A pill that prevents pregnancy will become more widely available after a recent Food and Drug Administration ruling.
The FDA’s Aug. 24 decision approved Plan B, also known as the morning-after pill, for use without a prescription by women older than 18. Women younger than 18 will still need a prescription to get the pill.
But the change will not take effect for several months.
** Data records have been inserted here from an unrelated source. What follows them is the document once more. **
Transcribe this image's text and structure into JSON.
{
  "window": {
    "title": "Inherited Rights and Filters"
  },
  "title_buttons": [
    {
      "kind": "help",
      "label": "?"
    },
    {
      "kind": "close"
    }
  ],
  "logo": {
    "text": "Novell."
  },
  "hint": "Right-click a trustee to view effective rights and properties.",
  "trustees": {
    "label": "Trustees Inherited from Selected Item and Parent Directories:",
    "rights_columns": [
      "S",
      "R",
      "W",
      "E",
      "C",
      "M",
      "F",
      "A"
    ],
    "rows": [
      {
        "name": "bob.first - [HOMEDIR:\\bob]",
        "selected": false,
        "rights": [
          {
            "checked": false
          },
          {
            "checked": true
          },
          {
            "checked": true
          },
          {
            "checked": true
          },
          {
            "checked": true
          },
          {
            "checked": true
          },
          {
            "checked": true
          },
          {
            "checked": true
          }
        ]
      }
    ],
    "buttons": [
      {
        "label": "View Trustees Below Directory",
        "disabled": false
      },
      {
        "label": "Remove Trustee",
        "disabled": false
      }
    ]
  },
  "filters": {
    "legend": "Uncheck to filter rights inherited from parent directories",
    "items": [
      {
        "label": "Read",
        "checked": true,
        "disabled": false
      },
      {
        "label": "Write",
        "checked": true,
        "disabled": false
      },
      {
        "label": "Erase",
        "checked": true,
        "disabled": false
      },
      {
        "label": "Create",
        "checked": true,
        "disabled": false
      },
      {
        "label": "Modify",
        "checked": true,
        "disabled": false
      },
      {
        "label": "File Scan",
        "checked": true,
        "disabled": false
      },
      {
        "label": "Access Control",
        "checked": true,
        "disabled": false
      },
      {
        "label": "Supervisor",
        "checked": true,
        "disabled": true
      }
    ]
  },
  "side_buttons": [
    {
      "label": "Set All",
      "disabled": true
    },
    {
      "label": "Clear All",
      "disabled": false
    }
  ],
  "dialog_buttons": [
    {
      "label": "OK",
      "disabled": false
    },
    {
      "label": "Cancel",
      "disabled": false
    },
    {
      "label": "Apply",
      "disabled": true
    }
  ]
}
In the immediate future, everyone who uses Plan B still will be required to get a prescription.
Stephen Cain, a pharmacy supervisor at Boynton Health Service, said that until the over-the-counter packaging is available, Boynton cannot dispense Plan B except by prescription.
According to the Web site of Barr Pharmaceuticals, which makes Plan B, the company expects the drug’s new over-the-counter packaging to be ready by the end of the year.
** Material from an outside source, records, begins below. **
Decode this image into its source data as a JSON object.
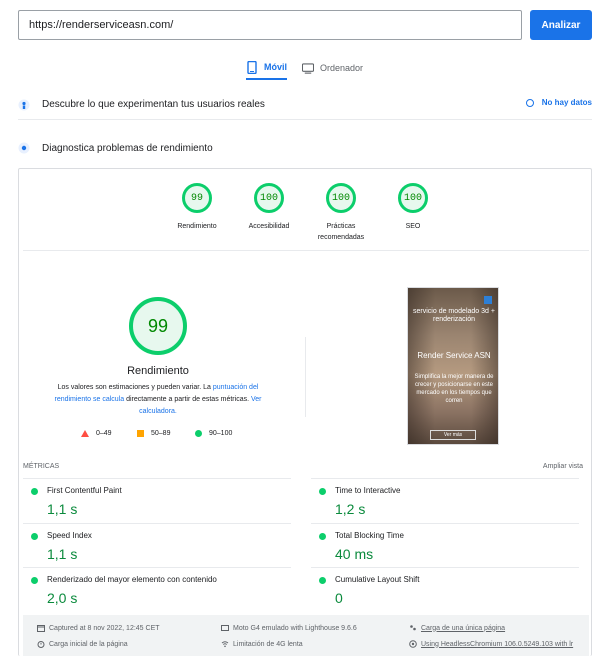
{
  "url_bar": {
    "value": "https://renderserviceasn.com/",
    "analyze_label": "Analizar"
  },
  "device_tabs": [
    {
      "label": "Móvil",
      "active": true,
      "icon": "mobile-icon"
    },
    {
      "label": "Ordenador",
      "active": false,
      "icon": "desktop-icon"
    }
  ],
  "field_section": {
    "title": "Descubre lo que experimentan tus usuarios reales",
    "nodata_label": "No hay datos"
  },
  "lab_section": {
    "title": "Diagnostica problemas de rendimiento"
  },
  "categories": [
    {
      "score": "99",
      "label": "Rendimiento"
    },
    {
      "score": "100",
      "label": "Accesibilidad"
    },
    {
      "score": "100",
      "label": "Prácticas recomendadas"
    },
    {
      "score": "100",
      "label": "SEO"
    }
  ],
  "performance": {
    "score": "99",
    "title": "Rendimiento",
    "desc_part1": "Los valores son estimaciones y pueden variar. La ",
    "desc_link1": "puntuación del rendimiento se calcula",
    "desc_part2": " directamente a partir de estas métricas. ",
    "desc_link2": "Ver calculadora.",
    "legend": [
      "0–49",
      "50–89",
      "90–100"
    ]
  },
  "thumbnail": {
    "heading": "servicio de modelado 3d + renderización",
    "brand": "Render Service ASN",
    "tagline": "Simplifica la mejor manera de crecer y posicionarse en este mercado en los tiempos que corren",
    "button": "Ver más"
  },
  "metrics": {
    "header": "MÉTRICAS",
    "expand_label": "Ampliar vista",
    "items": [
      {
        "name": "First Contentful Paint",
        "value": "1,1 s"
      },
      {
        "name": "Time to Interactive",
        "value": "1,2 s"
      },
      {
        "name": "Speed Index",
        "value": "1,1 s"
      },
      {
        "name": "Total Blocking Time",
        "value": "40 ms"
      },
      {
        "name": "Renderizado del mayor elemento con contenido",
        "value": "2,0 s"
      },
      {
        "name": "Cumulative Layout Shift",
        "value": "0"
      }
    ]
  },
  "footer": {
    "captured": "Captured at 8 nov 2022, 12:45 CET",
    "initial_load": "Carga inicial de la página",
    "device": "Moto G4 emulado with Lighthouse 9.6.6",
    "throttling": "Limitación de 4G lenta",
    "single_load": "Carga de una única página",
    "browser": "Using HeadlessChromium 106.0.5249.103 with lr"
  },
  "colors": {
    "accent": "#1a73e8",
    "pass": "#0cce6b",
    "average": "#ffa400",
    "fail": "#ff4e42"
  }
}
When the new packaging debuts, the price for the drug might increase because Barr will have additional monitoring costs to ensure proper distribution, Cain said.
Currently, Boynton charges $20 for Plan B and will try to keep the price as low as possible after the change, he said.
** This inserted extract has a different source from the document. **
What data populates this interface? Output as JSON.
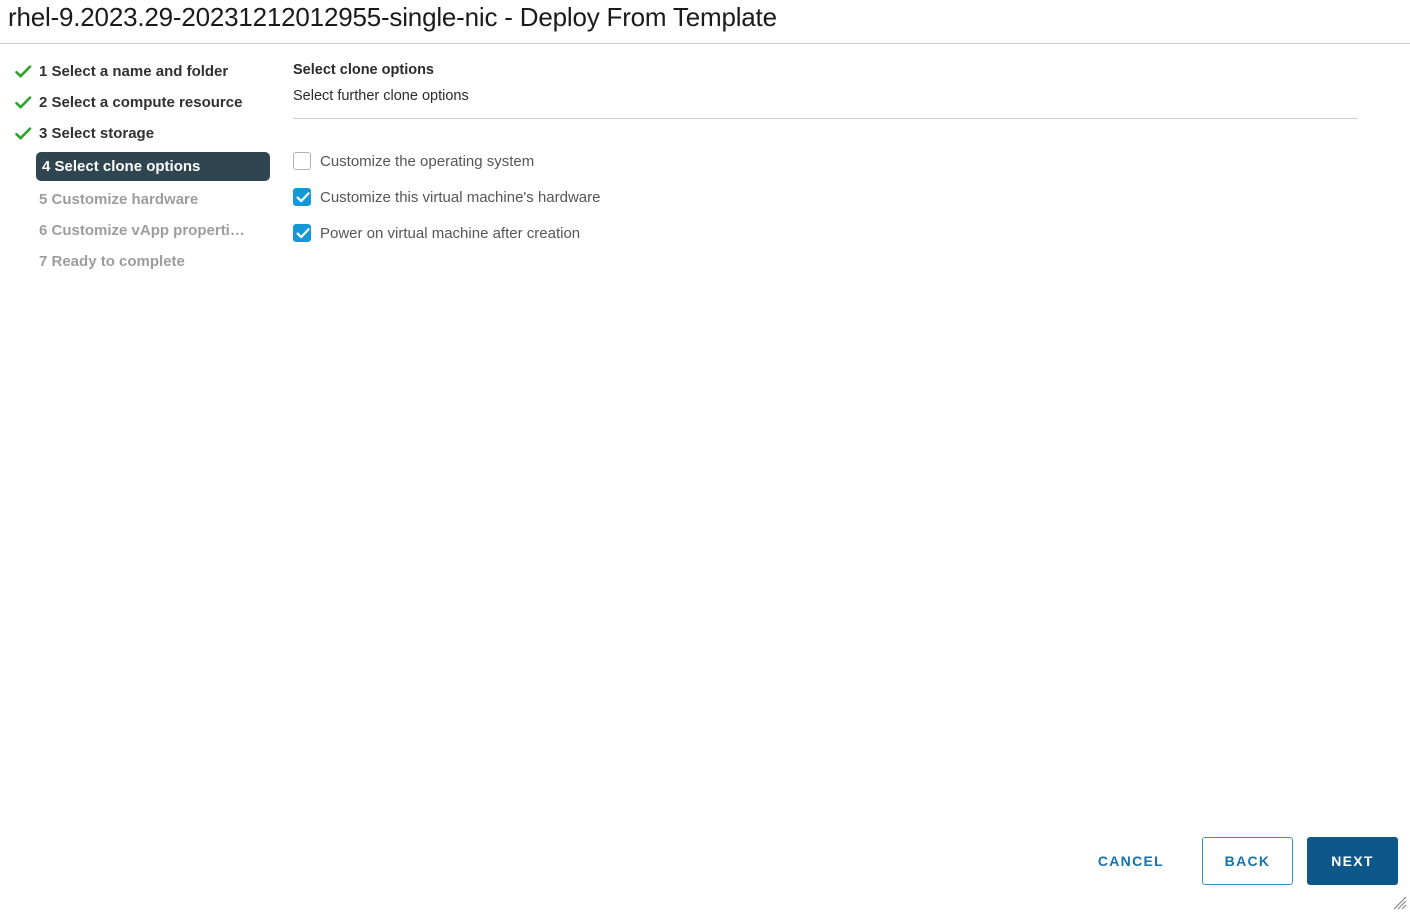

Boynton Director Edward Ehlinger said he is pleased with the FDA approval of over-the-counter Plan B. He said the decision was “long overdue.”
“It is a safe drug, an effective drug,” he said.
Plan B contains the synthetic hormone Levonorgestrel, the same hormone used in birth control pills, but with a higher dose per pill, according to the FDA.
The pill prevents pregnancy by stopping ovulation, fertilization or implantation of an egg when taken within 72 hours after having sex, according to the FDA. Should Plan B come into contact with an already implanted egg, nothing would happen and the pregnancy would continue.
Caitlin Laflash, co-president of the University Pro-Choice Coalition, said Plan B’s approval will be a positive thing for students.
“Contraceptives are the most effective way to reduce abortions, and reduce unwanted and unintended pregnancies,” Laflash said. “Having Plan B more readily available to women helps them maintain their reproductive rights, and the right to choose if they want to have a pregnancy or not.”
But not everyone on campus believes making Plan B easier to get is a good thing.
“It’s stupid that it’s out there over-the-counter,” said second-year nursing student Nicole Fourre.
Fourre said that while the pill is a better option than getting an abortion, she is concerned that making it more immediately available will cause more people to use it as their only form of birth control.
Valerie Johnson, adviser for Choices, a Christian student group that offers women’s ministry and a pregnancy counseling center, said the group opposes the use of Plan B for the
same reasons it is against abortion.
“We feel that as soon as an egg is fertilized, that’s a baby,” Johnson said. “Even preventing implantation of an egg, we feel, is abortion.”
Both Laflash and Johnson said they thought FDA approval of Plan B probably wouldn’t change much in terms of behavior of students. Each said students who choose to have sex would probably do so whether or not Plan B is available over the counter.